Below is my column in The Hill on the expected indictment this week of former President Donald Trump and the danger of prosecution of plebiscite. I have been critical of the indictment, which is reportedly based on a highly dubious use of a New York misdemeanor charge to revise a long dormant federal election law charge. We will have to wait to confirm the details on the indictment but this remains, in my view, a blatantly political prosecution.
Here is the column:
“The moment that we are waiting for, we made it to the finale together” — those familiar words from “America’s Got Talent” — could well be the opening line for Manhattan District Attorney Alvin Bragg next week, when he is expected to unveil an indictment of former President Trump. With Trump’s reported announcement that he expects to be arrested on Tuesday, it would be a fitting curtain raiser for a case that has developed more like a television production than a criminal prosecution. Indeed, this indictment was repeatedly rejected only to be brought back by popular demand.
Trump faces serious legal threats in the ongoing Mar-a-Lago investigation. But the New York case would be easily dismissed outside of a jurisdiction like New York, where Bragg can count on highly motivated judges and jurors.

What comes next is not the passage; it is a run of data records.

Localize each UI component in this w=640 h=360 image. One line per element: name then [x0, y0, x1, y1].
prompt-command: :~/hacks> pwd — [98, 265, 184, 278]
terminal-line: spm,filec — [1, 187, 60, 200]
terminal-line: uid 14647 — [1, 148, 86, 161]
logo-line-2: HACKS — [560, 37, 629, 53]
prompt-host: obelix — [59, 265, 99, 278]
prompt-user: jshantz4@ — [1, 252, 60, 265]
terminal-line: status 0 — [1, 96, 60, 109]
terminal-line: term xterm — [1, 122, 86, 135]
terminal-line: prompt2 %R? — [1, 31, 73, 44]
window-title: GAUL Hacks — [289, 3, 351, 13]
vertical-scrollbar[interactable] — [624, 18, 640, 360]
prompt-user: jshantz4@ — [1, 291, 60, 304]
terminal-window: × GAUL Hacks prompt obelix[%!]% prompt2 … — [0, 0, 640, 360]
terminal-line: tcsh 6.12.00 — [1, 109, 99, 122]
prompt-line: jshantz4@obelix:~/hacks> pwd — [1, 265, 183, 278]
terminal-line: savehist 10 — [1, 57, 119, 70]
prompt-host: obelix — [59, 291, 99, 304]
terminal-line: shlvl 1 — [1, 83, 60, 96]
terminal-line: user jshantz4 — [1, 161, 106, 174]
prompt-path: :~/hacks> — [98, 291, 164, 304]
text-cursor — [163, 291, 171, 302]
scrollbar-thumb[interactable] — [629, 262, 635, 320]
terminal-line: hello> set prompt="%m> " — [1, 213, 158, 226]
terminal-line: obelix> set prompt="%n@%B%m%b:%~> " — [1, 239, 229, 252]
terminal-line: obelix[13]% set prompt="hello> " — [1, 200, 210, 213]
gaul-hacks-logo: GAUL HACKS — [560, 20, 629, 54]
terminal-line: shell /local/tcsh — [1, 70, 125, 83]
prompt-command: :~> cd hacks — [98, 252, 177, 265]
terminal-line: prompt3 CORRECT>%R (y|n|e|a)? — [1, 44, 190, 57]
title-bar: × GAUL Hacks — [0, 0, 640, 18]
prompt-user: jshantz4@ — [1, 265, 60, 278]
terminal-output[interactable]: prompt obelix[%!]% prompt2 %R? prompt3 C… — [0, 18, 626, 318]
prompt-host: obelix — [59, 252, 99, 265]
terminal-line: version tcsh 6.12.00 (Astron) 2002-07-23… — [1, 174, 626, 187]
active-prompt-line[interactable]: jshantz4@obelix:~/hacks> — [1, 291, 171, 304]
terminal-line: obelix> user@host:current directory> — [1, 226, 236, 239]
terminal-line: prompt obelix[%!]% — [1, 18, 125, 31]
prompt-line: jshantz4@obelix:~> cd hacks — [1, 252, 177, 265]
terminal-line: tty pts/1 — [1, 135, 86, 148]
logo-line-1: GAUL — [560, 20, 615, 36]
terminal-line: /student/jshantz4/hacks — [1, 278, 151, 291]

Although it may be politically popular, the case is legally pathetic. Bragg is struggling to twist state laws to effectively prosecute a federal case long ago rejected by the Justice Department against Trump over his payment of “hush money” to former stripper Stormy Daniels. In 2018 (yes, that is how long this theory has been around), I wrote how difficult such a federal case would be under existing election laws. Now, six years later, the same theory may be shoehorned into a state claim.